Who is the man 'destabilising' Caf?
Council of Southern African Football Associations president, 'Captain Fiasco', and a source of worry for the Confederation of African Football - Phillip Chiyangwa could shape the future of the sport on the continent.
The 58-year-old Zimbabwean is flamboyant, daring and often controversial.
And he is currently at the centre of an almost unprecedented stand-off with Caf and its long-serving president Issa Hayatou.
Caf has sent a written warning to Chiyangwa over his plans for a meeting with other African FA chairmen and warned that there could be sanctions for "attempting to destabilise" the continent's governing body.
In reply, he has written back in a tone Caf and Hayatou are not used to, expressing his shock and dismay at Caf's letter and defending his position while referencing Fifa statutes and human rights.
The situation has arisen following Cosafa's endorsement of Madagscar FA chief Ahmad Ahmad as a presidential candidate in upcoming Caf elections.
It appears Hayatou, who is seeking an eighth term in office, is rattled and that a power struggle at the top of African football could be looming.
Chiyangwa is not the type to shy away.
Hailing from the same home area as President Robert Mugabe, Chiyangwa became one of the most prominent black business people in the first wave of Zimbabwe's so-called "indigenous businessmen" in the 1990s as a co-founder of the Affirmative Action Group.
His interests include property, a school and numerous other business ventures, and he has been involved in politics, holding a position as an MP in the 2000s.
Chiyangwa famously brought music legend Michael Jackson to Zimbabwe in 1998, driving him around Harare in a black limousine.
His first interest in sport was as a boxing promoter in the 1990s, and his entry into football administration in 2015 was unexpected.
After becoming president of the Zimbabwe Football Association he declared himself "the god of football in Zimbabwe" and declared that he would aim for positions in Caf and Fifa.

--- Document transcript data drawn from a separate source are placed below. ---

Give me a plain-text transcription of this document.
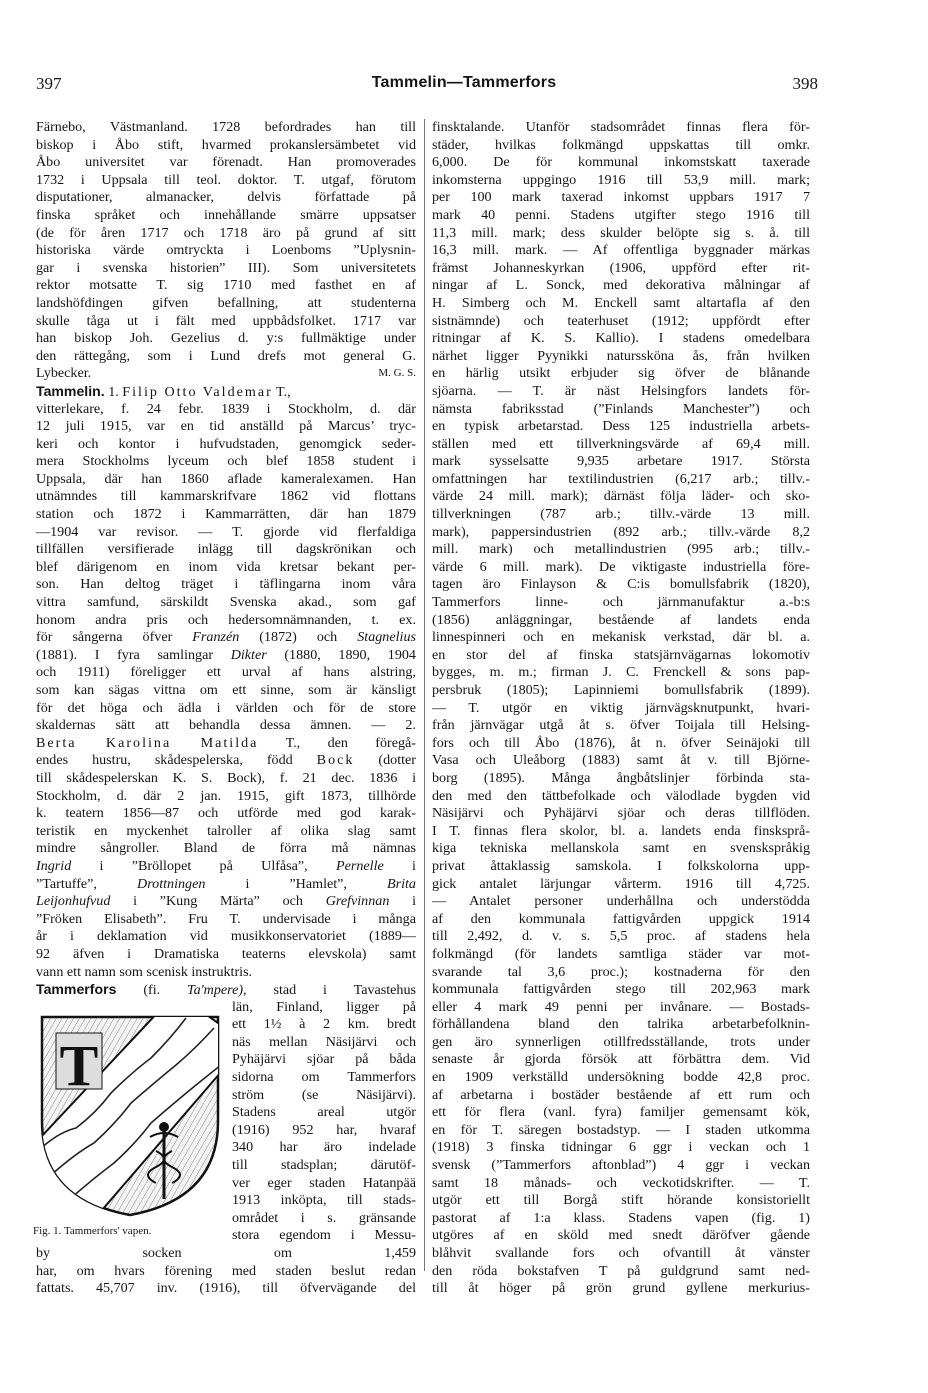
397	Tammelin—Tammerfors	398
Färnebo, Västmanland. 1728 befordrades han till
biskop i Åbo stift, hvarmed prokanslersämbetet vid
Åbo universitet var förenadt. Han promoverades
1732 i Uppsala till teol. doktor. T. utgaf, förutom
disputationer, almanacker, delvis författade på
finska språket och innehållande smärre uppsatser
(de för åren 1717 och 1718 äro på grund af sitt
historiska värde omtryckta i Loenboms ”Uplysnin-
gar i svenska historien” III). Som universitetets
rektor motsatte T. sig 1710 med fasthet en af
landshöfdingen gifven befallning, att studenterna
skulle tåga ut i fält med uppbådsfolket. 1717 var
han biskop Joh. Gezelius d. y:s fullmäktige under
den rättegång, som i Lund drefs mot general G.
Lybecker.	M. G. S.
Tammelin. 1. Filip Otto Valdemar T.,
vitterlekare, f. 24 febr. 1839 i Stockholm, d. där
12 juli 1915, var en tid anställd på Marcus’ tryc-
keri och kontor i hufvudstaden, genomgick seder-
mera Stockholms lyceum och blef 1858 student i
Uppsala, där han 1860 aflade kameralexamen. Han
utnämndes till kammarskrifvare 1862 vid flottans
station och 1872 i Kammarrätten, där han 1879
—1904 var revisor. — T. gjorde vid flerfaldiga
tillfällen versifierade inlägg till dagskrönikan och
blef därigenom en inom vida kretsar bekant per-
son. Han deltog träget i täflingarna inom våra
vittra samfund, särskildt Svenska akad., som gaf
honom andra pris och hedersomnämnanden, t. ex.
för sångerna öfver Franzén (1872) och Stagnelius
(1881). I fyra samlingar Dikter (1880, 1890, 1904
och 1911) föreligger ett urval af hans alstring,
som kan sägas vittna om ett sinne, som är känsligt
för det höga och ädla i världen och för de store
skaldernas sätt att behandla dessa ämnen. — 2.
Berta Karolina Matilda T., den föregå-
endes hustru, skådespelerska, född Bock (dotter
till skådespelerskan K. S. Bock), f. 21 dec. 1836 i
Stockholm, d. där 2 jan. 1915, gift 1873, tillhörde
k. teatern 1856—87 och utförde med god karak-
teristik en myckenhet talroller af olika slag samt
mindre sångroller. Bland de förra må nämnas
Ingrid i ”Bröllopet på Ulfåsa”, Pernelle i
”Tartuffe”,	Drottningen	i	”Hamlet”,	Brita
Leijonhufvud i ”Kung Märta” och Grefvinnan i
”Fröken Elisabeth”. Fru T. undervisade i många
år i deklamation vid musikkonservatoriet (1889—
92 äfven i Dramatiska teaterns elevskola) samt
vann ett namn som scenisk instruktris.
Tammerfors (fi. Ta'mpere), stad i Tavastehus
T
Fig. 1. Tammerfors' vapen.
län, Finland, ligger på
ett 1½ à 2 km. bredt
näs mellan Näsijärvi och
Pyhäjärvi sjöar på båda
sidorna om Tammerfors
ström (se Näsijärvi).
Stadens areal utgör
(1916) 952 har, hvaraf
340 har äro indelade
till stadsplan; därutöf-
ver eger staden Hatanpää
1913 inköpta, till stads-
området i s. gränsande
stora egendom i Messu-
by socken om 1,459
har, om hvars förening med staden beslut redan
fattats. 45,707 inv. (1916), till öfvervägande del
finsktalande. Utanför stadsområdet finnas flera för-
städer, hvilkas folkmängd uppskattas till omkr.
6,000. De för kommunal inkomstskatt taxerade
inkomsterna uppgingo 1916 till 53,9 mill. mark;
per 100 mark taxerad inkomst uppbars 1917 7
mark 40 penni. Stadens utgifter stego 1916 till
11,3 mill. mark; dess skulder belöpte sig s. å. till
16,3 mill. mark. — Af offentliga byggnader märkas
främst Johanneskyrkan (1906, uppförd efter rit-
ningar af L. Sonck, med dekorativa målningar af
H. Simberg och M. Enckell samt altartafla af den
sistnämnde) och teaterhuset (1912; uppfördt efter
ritningar af K. S. Kallio). I stadens omedelbara
närhet ligger Pyynikki naturssköna ås, från hvilken
en härlig utsikt erbjuder sig öfver de blånande
sjöarna. — T. är näst Helsingfors landets för-
nämsta fabriksstad (”Finlands Manchester”) och
en typisk arbetarstad. Dess 125 industriella arbets-
ställen med ett tillverkningsvärde af 69,4 mill.
mark sysselsatte 9,935 arbetare 1917. Största
omfattningen har textilindustrien (6,217 arb.; tillv.-
värde 24 mill. mark); därnäst följa läder- och sko-
tillverkningen (787 arb.; tillv.-värde 13 mill.
mark), pappersindustrien (892 arb.; tillv.-värde 8,2
mill. mark) och metallindustrien (995 arb.; tillv.-
värde 6 mill. mark). De viktigaste industriella före-
tagen äro Finlayson & C:is bomullsfabrik (1820),
Tammerfors linne- och järnmanufaktur a.-b:s
(1856) anläggningar, bestående af landets enda
linnespinneri och en mekanisk verkstad, där bl. a.
en stor del af finska statsjärnvägarnas lokomotiv
bygges, m. m.; firman J. C. Frenckell & sons pap-
persbruk (1805); Lapinniemi bomullsfabrik (1899).
— T. utgör en viktig järnvägsknutpunkt, hvari-
från järnvägar utgå åt s. öfver Toijala till Helsing-
fors och till Åbo (1876), åt n. öfver Seinäjoki till
Vasa och Uleåborg (1883) samt åt v. till Björne-
borg (1895). Många ångbåtslinjer förbinda sta-
den med den tättbefolkade och välodlade bygden vid
Näsijärvi och Pyhäjärvi sjöar och deras tillflöden.
I T. finnas flera skolor, bl. a. landets enda finsksprå-
kiga tekniska mellanskola samt en svenskspråkig
privat åttaklassig samskola. I folkskolorna upp-
gick antalet lärjungar vårterm. 1916 till 4,725.
— Antalet personer underhållna och understödda
af den kommunala fattigvården uppgick 1914
till 2,492, d. v. s. 5,5 proc. af stadens hela
folkmängd (för landets samtliga städer var mot-
svarande tal 3,6 proc.); kostnaderna för den
kommunala fattigvården stego till 202,963 mark
eller 4 mark 49 penni per invånare. — Bostads-
förhållandena bland den talrika arbetarbefolknin-
gen äro synnerligen otillfredsställande, trots under
senaste år gjorda försök att förbättra dem. Vid
en 1909 verkställd undersökning bodde 42,8 proc.
af arbetarna i bostäder bestående af ett rum och
ett för flera (vanl. fyra) familjer gemensamt kök,
en för T. säregen bostadstyp. — I staden utkomma
(1918) 3 finska tidningar 6 ggr i veckan och 1
svensk (”Tammerfors aftonblad”) 4 ggr i veckan
samt 18 månads- och veckotidskrifter. — T.
utgör ett till Borgå stift hörande konsistoriellt
pastorat af 1:a klass. Stadens vapen (fig. 1)
utgöres af en sköld med snedt däröfver gående
blåhvit svallande fors och ofvantill åt vänster
den röda bokstafven T på guldgrund samt ned-
till åt höger på grön grund gyllene merkurius-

Chiyangwa's victory in the elections for Cosafa president last December came as a surprise.
He won the post as the head of football in southern Africa unopposed, with incumbent Suketu Patel withdrawing to make way for South African Danny Jordaan, who then withdrew just before the elections.
This is an example of the good fortune that seems to follow Chiyangwa.
While he may be something of a greenhorn in the world of football politics, he possesses a fearlessness that leads him to believe that greater things are ahead for him in football.